The optimism is tempered by several concerns, including a possible decline in job opportunities for NRIs in the Middle East. K. C. Zachariah, a former World Bank demographer who is now an honorary fellow at the Centre for Development Studies in Thiruvananthapuram, Kerala, has for 16 years studied international migration, especially from the Gulf region. "My own judgment is future migration to the Gulf region will be smaller," says the veteran of four sample surveys of migration, including one underway that is due in January 2012. He sees a growing shortfall of workers available and willing to migrate from India to the Middle East. He doesn’t have to go far to find reasons: He says he pays Rs. 450 a day (US$10) to day laborers to cut grass outside his house. "In some sectors we pay more wages in Kerala than in the Gulf," he says. He says India’s state-funded job guarantee program that offers doles to the unemployed has pushed up wages, while the country’s booming economy has created lots of new jobs.

Also, NRIs are getting priced out of the Middle Eastern job market by migrants from the Philippines and Bangladesh, besides other countries, says K. V. Shamsudheen, chairman of the Pravasi Bandhu Welfare Trust. The Kerala-based organization guides guide NRIs on financial discipline and planning. "Indians are facing a competitive threat in the Gulf region. This is exacerbated by the demand [in some Middle Eastern countries] for a higher share for locals in job openings. This can affect the growth in remittances, going forward."

The Pravasi Bandhu trust conducts regular awareness classes for NRIs on the need to save and invest for a stable future. Shamsudheen, a Kerala native who has spent 40 years in the Middle East, says many don’t save enough. "I have seen thousands of people returning for permanent settlement to India. Within one or two years, they come back because they had not put aside sufficient financial resources for their families." These days, he advises those aspiring for a Gulf job to stay back in India and avoid taking pricey loans from unscrupulous lenders that paint "rosy pictures of salaries and jobs," only to discover later that they were defrauded.

Bhattacharya says SBI’s presence in the market acts as a confidence booster to NRIs and their families back in India. "They are vulnerable and given wrong advice by private money remitters," he says. "Our branches try to percolate down even to villages and educate them." ISB’s Chakrabarti strongly feels the Indian government ought to better disseminate information about labor rights and provide assurances of security to Indian workers in the Middle East, many of whom are poorly educated and gullible.

An Empty Tree

All those factors weigh in heavily as Indian banks contemplate expansion to the Middle East.

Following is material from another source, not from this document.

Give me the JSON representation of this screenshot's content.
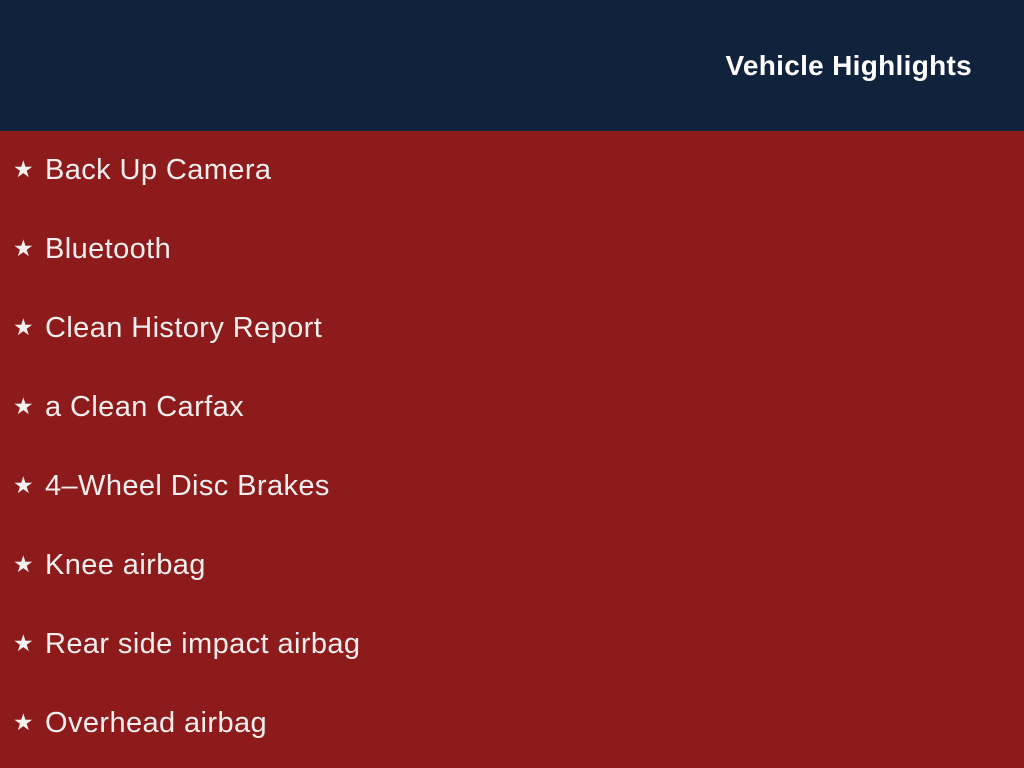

Foremost is the worry that the recent strong trend in remittances may reflect the lifetime savings of NRIs, and not just their monthly earnings. Dhanlaxmi’s Datar feels NRIs may be sending more money to India because of unrest in the Middle East. "[NRIs] may have to flee at a shorter notice," he says. "They would move to India the savings they accumulated for a rainy day."

Datar finds other worrisome trends for banks. He notes that NRIs these days have diversified their investments into property, stock markets and gold, all of which would negatively impact bank deposit growth. What’s more, he notices a distinct deceleration in NRI remittances taking the form of bank deposits in recent years. NRI deposits in India grew US$4 billion in 2010-2011 to US$52 billion, but that growth was higher in the previous year at US$6 billion, he says, citing World Bank data.

Amid all those concerns, one big question keeps India’s biggest keeper of NRI funds up at night. SBI’s Bhattacharya worries about how much of the recent remittances are of returning NRIs transferring all their monies to India, drying up the permanent source. "If you pick up all the fruits, the tree becomes empty," he says ominously. He hopes he is wrong to harbor such fears, and his expansion bets in the Middle East will pay off.